Ilustra-se o tema com julgado deste ano do nosso egrégio Tribunal de Justiça, em que o relator destaca: 

“...que não se está atribuindo à demandada a responsabilidade pela inadimplência do devedor, o que, por certo, não seria cabível. A então empregadora do alimentante deve responder, sim, pela falta de implementação do desconto em folha, considerando que recebera ordem judicial para realizar os respectivos descontos e assim não o fez.(...) Por outro lado, tal circunstância privou a autora, menor, da percepção de parcela alimentar, importância evidentemente indisponível, sendo evidente que tal fato importa em prejuízo irreparável ao alimentando, independente do valor ou da condição financeira das partes. Diante disto, inequívoca a desídia da apelante, o seu dever indenizatório é inequívoco, pois a não prestação de alimentos, acarreta, por si só, um dano “in re ipsa” e esta foi a consequência do ato ilícito consistente no descumprimento injustificado da ordem judicial. O dano também é induvidoso, porquanto se está a tratar de verba alimentar, essencial à sobrevivência da autora, que se viu privada do dinheiro necessário a sua mantença.”[4]

Por derradeiro, é importante frisar que a competência para o exame da responsabilização da pessoa jurídica é do juízo cível, e não o juízo de família, ainda que seja decorrente de uma obrigação alimentar. 


[1] FARIAS, Chirstiano Chaves de. ROSENVALD. Nelson. Curso de Direito Civil: Família. 11.ed. Salvador: JusPodivm, 2019. p. 376. 

[2] CAVALIERI FILHO, Sergio. Programa de Responsabilidade Civil. 7.ed.
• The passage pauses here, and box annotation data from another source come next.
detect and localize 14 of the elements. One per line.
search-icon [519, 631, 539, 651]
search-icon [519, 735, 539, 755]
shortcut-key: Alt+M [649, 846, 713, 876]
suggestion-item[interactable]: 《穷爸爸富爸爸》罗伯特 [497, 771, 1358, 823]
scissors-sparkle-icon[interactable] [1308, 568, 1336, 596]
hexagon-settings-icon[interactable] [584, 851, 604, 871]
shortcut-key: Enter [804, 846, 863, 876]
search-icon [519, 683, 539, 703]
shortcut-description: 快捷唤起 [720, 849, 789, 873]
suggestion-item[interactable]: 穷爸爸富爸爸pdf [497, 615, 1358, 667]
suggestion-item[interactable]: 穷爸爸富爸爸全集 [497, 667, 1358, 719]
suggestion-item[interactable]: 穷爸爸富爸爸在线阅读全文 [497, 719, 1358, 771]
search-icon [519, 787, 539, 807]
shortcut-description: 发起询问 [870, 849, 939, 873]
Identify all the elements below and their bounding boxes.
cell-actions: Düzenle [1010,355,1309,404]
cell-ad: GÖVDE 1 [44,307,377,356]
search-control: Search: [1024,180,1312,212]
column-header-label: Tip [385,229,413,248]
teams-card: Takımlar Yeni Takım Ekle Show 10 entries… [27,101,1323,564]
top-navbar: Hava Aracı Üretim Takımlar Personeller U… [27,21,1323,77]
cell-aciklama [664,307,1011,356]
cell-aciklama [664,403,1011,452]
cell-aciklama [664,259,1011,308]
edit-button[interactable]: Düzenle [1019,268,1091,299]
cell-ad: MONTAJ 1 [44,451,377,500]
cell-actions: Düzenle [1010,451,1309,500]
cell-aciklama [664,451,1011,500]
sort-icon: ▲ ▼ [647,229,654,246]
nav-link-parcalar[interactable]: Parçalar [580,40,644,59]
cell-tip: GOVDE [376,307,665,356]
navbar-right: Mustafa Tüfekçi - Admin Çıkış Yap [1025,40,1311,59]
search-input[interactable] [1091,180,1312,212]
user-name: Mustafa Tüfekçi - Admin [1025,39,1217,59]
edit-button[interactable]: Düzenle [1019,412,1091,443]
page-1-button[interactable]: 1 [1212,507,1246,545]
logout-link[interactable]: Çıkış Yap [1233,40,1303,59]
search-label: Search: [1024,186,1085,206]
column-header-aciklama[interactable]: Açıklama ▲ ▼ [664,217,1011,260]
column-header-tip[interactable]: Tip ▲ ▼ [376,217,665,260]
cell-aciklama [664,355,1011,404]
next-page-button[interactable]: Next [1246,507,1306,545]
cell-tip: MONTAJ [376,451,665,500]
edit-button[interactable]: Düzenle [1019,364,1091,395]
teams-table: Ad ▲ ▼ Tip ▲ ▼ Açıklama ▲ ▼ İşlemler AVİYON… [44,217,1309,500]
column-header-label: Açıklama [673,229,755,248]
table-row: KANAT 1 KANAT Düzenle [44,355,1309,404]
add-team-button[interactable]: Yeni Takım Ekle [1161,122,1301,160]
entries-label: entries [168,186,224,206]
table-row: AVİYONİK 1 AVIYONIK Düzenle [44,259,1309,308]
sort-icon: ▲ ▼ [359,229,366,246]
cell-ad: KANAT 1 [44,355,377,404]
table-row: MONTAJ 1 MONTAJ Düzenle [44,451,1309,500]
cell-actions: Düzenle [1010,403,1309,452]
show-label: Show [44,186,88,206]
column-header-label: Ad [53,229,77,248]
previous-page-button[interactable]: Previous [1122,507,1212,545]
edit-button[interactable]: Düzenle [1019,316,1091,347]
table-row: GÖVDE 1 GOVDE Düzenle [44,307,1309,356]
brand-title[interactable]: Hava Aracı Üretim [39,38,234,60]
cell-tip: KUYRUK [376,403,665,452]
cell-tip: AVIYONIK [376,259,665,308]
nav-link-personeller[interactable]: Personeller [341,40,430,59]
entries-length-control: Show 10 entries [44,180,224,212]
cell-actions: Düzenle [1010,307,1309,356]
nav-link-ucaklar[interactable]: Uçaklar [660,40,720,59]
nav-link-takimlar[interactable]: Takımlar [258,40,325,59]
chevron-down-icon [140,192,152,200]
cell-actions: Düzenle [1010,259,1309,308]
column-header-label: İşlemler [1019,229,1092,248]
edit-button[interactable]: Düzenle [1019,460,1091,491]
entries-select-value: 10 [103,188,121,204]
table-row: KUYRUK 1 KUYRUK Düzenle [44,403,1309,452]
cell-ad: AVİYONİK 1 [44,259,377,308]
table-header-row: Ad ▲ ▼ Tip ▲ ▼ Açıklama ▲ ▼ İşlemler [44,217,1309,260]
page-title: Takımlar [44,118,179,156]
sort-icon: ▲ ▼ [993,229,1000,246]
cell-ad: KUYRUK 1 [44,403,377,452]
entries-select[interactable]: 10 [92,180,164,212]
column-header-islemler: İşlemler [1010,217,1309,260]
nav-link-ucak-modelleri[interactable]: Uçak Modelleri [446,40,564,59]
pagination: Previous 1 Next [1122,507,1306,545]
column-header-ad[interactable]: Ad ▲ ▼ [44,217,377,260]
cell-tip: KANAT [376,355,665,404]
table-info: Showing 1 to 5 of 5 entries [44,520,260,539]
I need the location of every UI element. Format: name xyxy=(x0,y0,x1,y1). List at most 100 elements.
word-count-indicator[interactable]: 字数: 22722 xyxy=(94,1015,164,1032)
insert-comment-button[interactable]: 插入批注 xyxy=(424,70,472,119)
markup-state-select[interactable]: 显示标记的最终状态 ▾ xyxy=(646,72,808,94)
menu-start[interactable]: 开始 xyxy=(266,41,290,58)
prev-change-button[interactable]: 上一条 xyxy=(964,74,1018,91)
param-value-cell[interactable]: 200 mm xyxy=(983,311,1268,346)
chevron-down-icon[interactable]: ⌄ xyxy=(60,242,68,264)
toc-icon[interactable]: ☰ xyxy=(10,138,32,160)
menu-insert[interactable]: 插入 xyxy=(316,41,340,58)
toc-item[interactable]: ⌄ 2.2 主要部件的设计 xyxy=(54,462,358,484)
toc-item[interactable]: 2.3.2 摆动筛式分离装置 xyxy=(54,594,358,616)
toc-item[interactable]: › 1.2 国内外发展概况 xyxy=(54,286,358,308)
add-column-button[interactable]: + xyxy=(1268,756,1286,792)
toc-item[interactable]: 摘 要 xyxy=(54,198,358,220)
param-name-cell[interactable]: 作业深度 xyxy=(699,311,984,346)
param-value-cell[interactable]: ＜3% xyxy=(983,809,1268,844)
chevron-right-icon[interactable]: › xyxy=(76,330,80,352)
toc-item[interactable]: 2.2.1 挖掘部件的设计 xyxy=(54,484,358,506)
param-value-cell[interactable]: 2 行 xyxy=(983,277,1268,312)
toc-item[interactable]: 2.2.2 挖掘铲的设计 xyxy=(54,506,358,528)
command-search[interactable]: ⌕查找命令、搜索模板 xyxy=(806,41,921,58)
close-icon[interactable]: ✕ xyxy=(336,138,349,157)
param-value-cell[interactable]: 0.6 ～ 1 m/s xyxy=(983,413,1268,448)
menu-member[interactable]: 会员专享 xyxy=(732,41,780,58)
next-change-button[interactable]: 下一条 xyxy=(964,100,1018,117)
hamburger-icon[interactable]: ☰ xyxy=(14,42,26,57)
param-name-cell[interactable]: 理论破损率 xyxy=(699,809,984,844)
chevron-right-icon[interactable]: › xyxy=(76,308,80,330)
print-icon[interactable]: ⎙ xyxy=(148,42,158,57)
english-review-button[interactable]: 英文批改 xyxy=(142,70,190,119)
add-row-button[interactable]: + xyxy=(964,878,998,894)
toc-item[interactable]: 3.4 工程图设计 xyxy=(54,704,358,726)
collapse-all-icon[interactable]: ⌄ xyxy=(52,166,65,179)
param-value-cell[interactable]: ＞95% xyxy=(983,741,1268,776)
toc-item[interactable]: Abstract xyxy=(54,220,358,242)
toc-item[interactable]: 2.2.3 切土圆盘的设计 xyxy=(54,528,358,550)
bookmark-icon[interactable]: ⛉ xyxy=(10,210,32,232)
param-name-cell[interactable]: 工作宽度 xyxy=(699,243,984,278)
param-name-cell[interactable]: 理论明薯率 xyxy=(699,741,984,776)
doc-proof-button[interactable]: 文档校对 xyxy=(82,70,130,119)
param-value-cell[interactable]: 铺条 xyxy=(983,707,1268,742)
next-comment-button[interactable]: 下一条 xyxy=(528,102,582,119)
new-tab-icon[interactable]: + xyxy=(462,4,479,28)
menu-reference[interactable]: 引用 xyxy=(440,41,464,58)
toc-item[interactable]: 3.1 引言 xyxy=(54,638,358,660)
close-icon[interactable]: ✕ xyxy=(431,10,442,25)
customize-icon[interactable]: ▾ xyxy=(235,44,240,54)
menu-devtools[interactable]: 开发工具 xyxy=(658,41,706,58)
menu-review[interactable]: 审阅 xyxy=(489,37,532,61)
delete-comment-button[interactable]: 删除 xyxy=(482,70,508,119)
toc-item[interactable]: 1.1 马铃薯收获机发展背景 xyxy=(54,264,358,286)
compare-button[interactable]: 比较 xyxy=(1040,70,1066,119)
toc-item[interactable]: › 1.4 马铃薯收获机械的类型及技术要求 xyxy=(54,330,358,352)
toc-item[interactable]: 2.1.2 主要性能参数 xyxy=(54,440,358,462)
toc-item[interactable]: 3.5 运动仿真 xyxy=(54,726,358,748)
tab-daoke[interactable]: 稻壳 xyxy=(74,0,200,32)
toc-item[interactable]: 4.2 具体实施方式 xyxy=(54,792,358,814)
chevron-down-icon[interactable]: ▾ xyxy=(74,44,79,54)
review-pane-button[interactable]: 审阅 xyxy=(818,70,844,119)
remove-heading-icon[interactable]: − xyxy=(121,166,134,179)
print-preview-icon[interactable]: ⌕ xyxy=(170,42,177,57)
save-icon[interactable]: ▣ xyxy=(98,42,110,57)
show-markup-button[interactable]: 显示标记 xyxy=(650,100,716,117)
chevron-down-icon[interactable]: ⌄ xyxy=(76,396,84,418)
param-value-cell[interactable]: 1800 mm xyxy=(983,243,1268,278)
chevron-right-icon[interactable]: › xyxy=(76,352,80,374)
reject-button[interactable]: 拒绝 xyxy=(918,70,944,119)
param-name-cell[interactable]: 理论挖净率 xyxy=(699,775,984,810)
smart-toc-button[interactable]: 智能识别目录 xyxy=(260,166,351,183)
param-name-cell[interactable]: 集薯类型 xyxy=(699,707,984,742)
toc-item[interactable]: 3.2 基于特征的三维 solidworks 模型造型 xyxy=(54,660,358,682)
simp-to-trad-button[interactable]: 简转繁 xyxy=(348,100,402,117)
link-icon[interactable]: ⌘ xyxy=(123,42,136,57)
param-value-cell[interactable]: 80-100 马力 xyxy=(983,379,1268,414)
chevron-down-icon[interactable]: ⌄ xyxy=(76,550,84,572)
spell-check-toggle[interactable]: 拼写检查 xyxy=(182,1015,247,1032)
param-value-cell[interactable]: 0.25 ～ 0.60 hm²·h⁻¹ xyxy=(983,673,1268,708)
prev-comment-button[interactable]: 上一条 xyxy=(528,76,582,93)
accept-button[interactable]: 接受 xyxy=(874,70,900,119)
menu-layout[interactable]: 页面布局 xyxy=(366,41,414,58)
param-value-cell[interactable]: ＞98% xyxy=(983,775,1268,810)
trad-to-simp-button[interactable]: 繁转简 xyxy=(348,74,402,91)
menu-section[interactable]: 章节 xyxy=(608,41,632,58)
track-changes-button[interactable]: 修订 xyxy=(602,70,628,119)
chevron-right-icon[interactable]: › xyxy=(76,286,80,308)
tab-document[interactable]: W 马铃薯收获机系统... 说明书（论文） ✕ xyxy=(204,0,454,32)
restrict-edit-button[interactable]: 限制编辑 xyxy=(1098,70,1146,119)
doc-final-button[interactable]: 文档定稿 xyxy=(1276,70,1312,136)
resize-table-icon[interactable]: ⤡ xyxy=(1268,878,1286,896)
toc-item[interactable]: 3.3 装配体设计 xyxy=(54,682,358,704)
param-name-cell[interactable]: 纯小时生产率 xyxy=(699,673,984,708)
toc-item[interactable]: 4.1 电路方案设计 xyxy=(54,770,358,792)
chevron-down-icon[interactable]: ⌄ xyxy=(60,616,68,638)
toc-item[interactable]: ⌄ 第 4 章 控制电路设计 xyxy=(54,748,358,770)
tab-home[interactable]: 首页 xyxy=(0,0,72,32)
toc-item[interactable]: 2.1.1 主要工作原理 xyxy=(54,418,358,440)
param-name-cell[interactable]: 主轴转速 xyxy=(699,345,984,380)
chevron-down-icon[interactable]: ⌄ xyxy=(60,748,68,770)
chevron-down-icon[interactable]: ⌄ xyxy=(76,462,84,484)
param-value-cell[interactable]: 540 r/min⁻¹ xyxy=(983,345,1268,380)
São Paulo: Atlas, 2007.p. 16. 

[3] Art. 186 do CCB. Aquele que, por ação ou omissão voluntária, negligência ou imprudência, violar direito e causar dano a outrem, ainda que exclusivamente moral, comete ato ilícito. 

Art. 927 do CCB. Aquele que, por ato ilícito (arts. 186 e 187), causar dano a outrem, fica obrigado a repará-lo. 

[4] Apelação Cível, Nº 70083194092, Sexta Câmara Cível, Tribunal de Justiça do RS, Relator: Niwton Carpes da Silva, Julgado em: 20-02-2020).